Pirelli explains 2021 rule changes’ likely impact on the tyres

The British Grand Prix saw several dramatic tyre failures at the end of the race – an issue Pirelli partially attributed to “the biggest forces ever seen on tyres generated by the fastest Formula 1 cars in history.” And with the same generation of tyres set to carry over to next year, Pirelli boss Mario Isola has welcomed news that the rules for next season will reduce the downforce on the cars, and therefore the stress on the tyres.

Lewis Hamilton, Valtteri Bottas and Carlos Sainz all suffered sudden deflations in the last few laps of the race at Silverstone, which prompted Pirelli to investigate what had caused them. A long stint on the same rubber and the extreme forces generated by the current F1 cars were determined to be behind the issues.

Originally the current tyre compounds – which first ran in 2019 – were to be retired at the end of this year, replaced by 18 inch tyres for the new F1 regulations. But the coronavirus pandemic has delayed the new rules until 2022, meaning the current tyre generation will need to be used for an unexpected third year.

F1’s governing body the FIA announced back in May that downforce would be reduced for 2021 – a move Isola says is to be welcomed to avoid further potential problems with the tyres.

“We have cars with the highest level of downforce we have ever seen,” he explained.

“Having another step in the direction of reducing the level of downforce is for sure beneficial because with more downforce – and also considering [the construction will not have changed] for three years – the only reaction from our side is to increase the pressure, then we have side effects like overheating, blistering, for example, or additional degradation.

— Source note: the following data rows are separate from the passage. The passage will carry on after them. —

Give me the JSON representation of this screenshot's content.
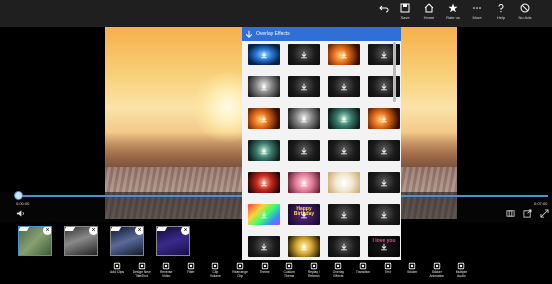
{
  "topbar": {
    "buttons": [
      {
        "label": "",
        "icon": "undo-icon"
      },
      {
        "label": "Save",
        "icon": "save-icon"
      },
      {
        "label": "Home",
        "icon": "home-icon"
      },
      {
        "label": "Rate us",
        "icon": "star-icon"
      },
      {
        "label": "More",
        "icon": "more-icon"
      },
      {
        "label": "Help",
        "icon": "help-icon"
      },
      {
        "label": "No Ads",
        "icon": "no-ads-icon"
      }
    ]
  },
  "panel": {
    "title": "Overlay Effects",
    "colors": {
      "header": "#2f6fd6",
      "background": "#f3f3f3"
    }
  },
  "timeline": {
    "start_time": "0:00:00",
    "end_time": "0:07:00",
    "progress": 0.0
  },
  "clips": [
    {
      "selected": true
    },
    {
      "selected": false
    },
    {
      "selected": false
    },
    {
      "selected": false
    }
  ],
  "toolbar": {
    "buttons": [
      {
        "label": "Add Clips",
        "icon": "add-clips-icon"
      },
      {
        "label": "Design New\nTitle/End",
        "icon": "design-title-icon"
      },
      {
        "label": "Reverse\nVideo",
        "icon": "reverse-video-icon"
      },
      {
        "label": "Filter",
        "icon": "filter-icon"
      },
      {
        "label": "Clip\nVolume",
        "icon": "clip-volume-icon"
      },
      {
        "label": "Rearrange\nClip",
        "icon": "rearrange-clip-icon"
      },
      {
        "label": "Theme",
        "icon": "theme-icon"
      },
      {
        "label": "Custom\nTheme",
        "icon": "custom-theme-icon"
      },
      {
        "label": "Replay /\nRefresh",
        "icon": "replay-refresh-icon"
      },
      {
        "label": "Overlay\nEffects",
        "icon": "overlay-effects-icon"
      },
      {
        "label": "Transition",
        "icon": "transition-icon"
      },
      {
        "label": "Text",
        "icon": "text-icon"
      },
      {
        "label": "Sticker",
        "icon": "sticker-icon"
      },
      {
        "label": "Sticker\nAnimation",
        "icon": "sticker-animation-icon"
      },
      {
        "label": "Multiple\nAudio",
        "icon": "multiple-audio-icon"
      }
    ]
  },
  "overlay_grid": {
    "columns": 4,
    "items": [
      {
        "style": "blue-eye"
      },
      {
        "style": "dark"
      },
      {
        "style": "fire"
      },
      {
        "style": "dark"
      },
      {
        "style": "light"
      },
      {
        "style": "dark"
      },
      {
        "style": "dark"
      },
      {
        "style": "dark"
      },
      {
        "style": "fire"
      },
      {
        "style": "light"
      },
      {
        "style": "teal"
      },
      {
        "style": "fire"
      },
      {
        "style": "teal"
      },
      {
        "style": "dark"
      },
      {
        "style": "dark"
      },
      {
        "style": "dark"
      },
      {
        "style": "red"
      },
      {
        "style": "pink"
      },
      {
        "style": "bright"
      },
      {
        "style": "dark"
      },
      {
        "style": "colorful"
      },
      {
        "style": "birthday",
        "text": "Happy Birthday"
      },
      {
        "style": "dark"
      },
      {
        "style": "dark"
      },
      {
        "style": "dark"
      },
      {
        "style": "gold"
      },
      {
        "style": "dark"
      },
      {
        "style": "love",
        "text": "I love you"
      }
    ]
  }
}
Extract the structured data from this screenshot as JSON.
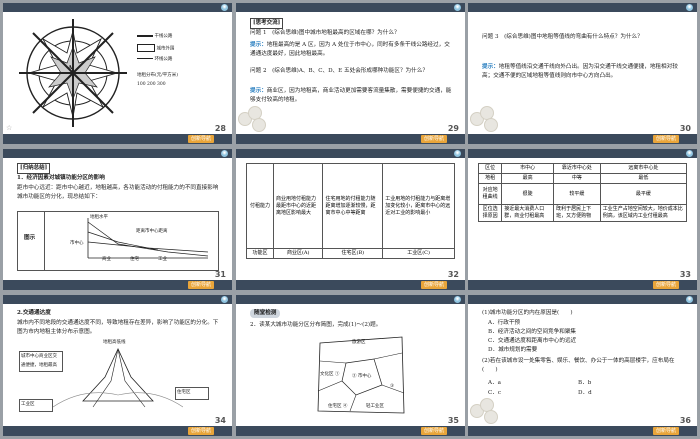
{
  "slides": [
    {
      "num": "28",
      "legend": [
        "干线公路",
        "城市外围",
        "环线公路",
        "地租分布(元/平方米)",
        "100 200 300"
      ],
      "center_label": "A",
      "next": "创新导航"
    },
    {
      "num": "29",
      "tag": "[思考交流]",
      "q1": "问题 1　(综合思维)图中城市地租最高的区域在哪？为什么？",
      "hint": "提示：",
      "a1": "地租最高的是 A 区，因为 A 处位于市中心，同时有多条干线公路经过，交通通达度最好，因此地租最高。",
      "q2": "问题 2　(综合思维)A、B、C、D、E 五处会形成哪种功能区？为什么？",
      "a2": "商业区，因为地租高，商业活动更加需要客流量集散，需要便捷的交通，能够支付较高的地租。",
      "next": "创新导航"
    },
    {
      "num": "30",
      "q3": "问题 3　(综合思维)图中地租等值线的弯曲有什么特点？为什么？",
      "hint": "提示：",
      "a3": "地租等值线沿交通干线向外凸出。因为沿交通干线交通便捷，地租相对较高；交通不便的区域地租等值线则向市中心方向凸出。",
      "next": "创新导航"
    },
    {
      "num": "31",
      "section": "[归纳总结]",
      "h1": "1．经济因素对城镇功能分区的影响",
      "body": "距市中心远近：距市中心越近，地租越高，各功能活动的付租能力的不同直接影响城市功能区的分化，现总结如下：",
      "label": "图示",
      "fig_labels": [
        "地租水平",
        "市中心",
        "距离市中心距离",
        "商业",
        "住宅",
        "工业"
      ],
      "next": "创新导航"
    },
    {
      "num": "32",
      "rows": [
        [
          "付租能力",
          "商业用地付租能力最距市中心的近距离地区影响最大",
          "住宅用地的付租能力随距离增加逐渐较慢，距离市中心中等距离",
          "工业用地的付租能力与距离增加变化较小，距离市中心的远近对工业的影响最小"
        ],
        [
          "功能区",
          "商业区(A)",
          "住宅区(B)",
          "工业区(C)"
        ]
      ],
      "next": "创新导航"
    },
    {
      "num": "33",
      "header": [
        "区位",
        "市中心",
        "靠近市中心处",
        "远离市中心处"
      ],
      "rows": [
        [
          "地租",
          "最高",
          "中等",
          "最低"
        ],
        [
          "对应地租曲线",
          "很陡",
          "较平缓",
          "最平缓"
        ],
        [
          "区位选择原因",
          "接近最大消费人口群，商业付租最高",
          "既利于居民上下班，又方便购物",
          "工业生产占地空间较大，地价成本比例高，该区域内工业付租最高"
        ]
      ],
      "next": "创新导航"
    },
    {
      "num": "34",
      "h": "2.交通通达度",
      "body": "城市内不同地段的交通通达度不同，导致地租存在差异，影响了功能区的分化。下图为市内地租主体分布示意图。",
      "fig_title": "地租高低线",
      "boxes": [
        "城市中心商业区交通便捷，地租最高",
        "工业区",
        "住宅区"
      ],
      "next": "创新导航"
    },
    {
      "num": "35",
      "tag": "随堂检测",
      "q": "2．读某大城市功能分区分布简图，完成(1)～(2)题。",
      "areas": [
        "旅游区",
        "文化区 ①",
        "② 市中心",
        "住宅区 ④",
        "轻工业区",
        "③"
      ],
      "next": "创新导航"
    },
    {
      "num": "36",
      "q1": "(1)城市功能分区的内在原因是(　　)",
      "opts1": [
        "A．行政干预",
        "B．经济活动之间的空间竞争和聚集",
        "C．交通通达度和距离市中心的远近",
        "D．城市规划的需要"
      ],
      "q2": "(2)若在该城市设一处集零售、娱乐、餐饮、办公于一体的高层楼宇，应布局在(　　)",
      "opts2": [
        "A．a",
        "B．b",
        "C．c",
        "D．d"
      ],
      "next": "创新导航"
    }
  ]
}
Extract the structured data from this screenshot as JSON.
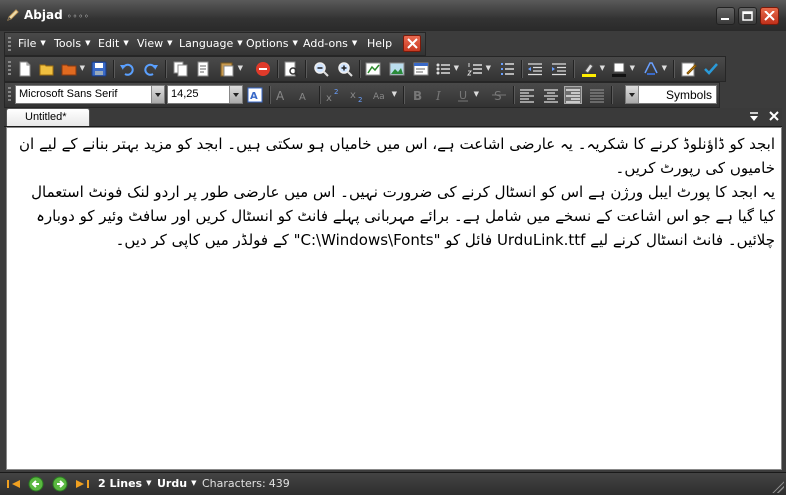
{
  "window": {
    "title": "Abjad",
    "title_suffix": "◦◦◦◦"
  },
  "menubar": {
    "items": [
      {
        "label": "File"
      },
      {
        "label": "Tools"
      },
      {
        "label": "Edit"
      },
      {
        "label": "View"
      },
      {
        "label": "Language"
      },
      {
        "label": "Options"
      },
      {
        "label": "Add-ons"
      },
      {
        "label": "Help"
      }
    ]
  },
  "toolbar_format": {
    "font_name": "Microsoft Sans Serif",
    "font_size": "14,25",
    "symbols_label": "Symbols"
  },
  "tabs": [
    {
      "label": "Untitled*"
    }
  ],
  "editor": {
    "paragraphs": [
      "ابجد کو ڈاؤنلوڈ کرنے کا شکریہ۔ یہ عارضی اشاعت ہے، اس میں خامیاں ہو سکتی ہیں۔ ابجد کو مزید بہتر بنانے کے لیے ان خامیوں کی رپورٹ کریں۔",
      "یہ ابجد کا پورٹ ایبل ورژن ہے اس کو انسٹال کرنے کی ضرورت نہیں۔ اس میں عارضی طور پر اردو لنک فونٹ استعمال کیا گیا ہے جو اس اشاعت کے نسخے میں شامل ہے۔ برائے مہربانی پہلے فانٹ کو انسٹال کریں اور سافٹ وئیر کو دوبارہ چلائیں۔ فانٹ انسٹال کرنے لیے UrduLink.ttf فائل کو \"C:\\Windows\\Fonts\" کے فولڈر میں کاپی کر دیں۔"
    ]
  },
  "status": {
    "lines": "2 Lines",
    "language": "Urdu",
    "characters_label": "Characters:",
    "characters_count": "439"
  }
}
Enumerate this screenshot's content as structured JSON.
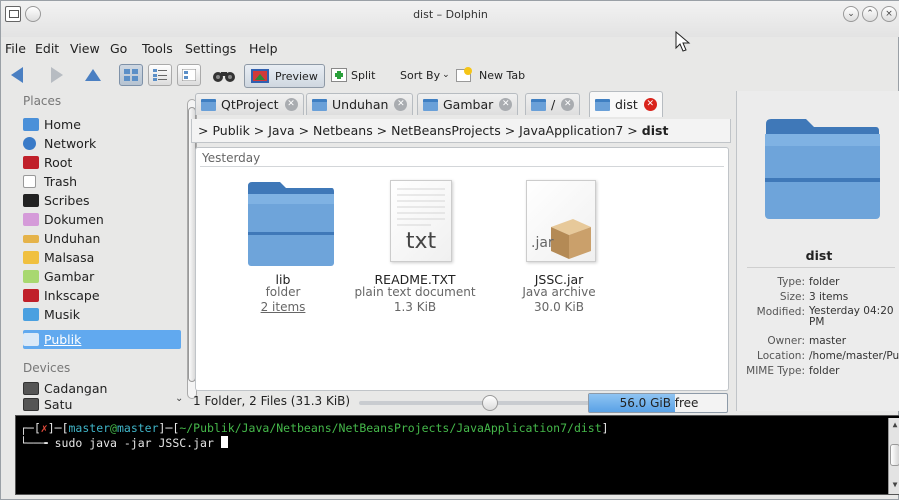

“And if we have a change in regulations that is helping that, it’s more than welcome,” he added.

The reduction in downforce for 2021 will be achieved by the reduction in the outer floor area. One concern is that less downforce could mean a higher level of slip as cars won’t be able to corner at such high speeds next season, but Isola dismissed this when asked after the Spanish Grand Prix.

“It’s a matter of balancing the car and making a proper set-up. In the past we had less downforce and we didn’t have any issues. It’s just that the teams have to work with a different car,” he concluded.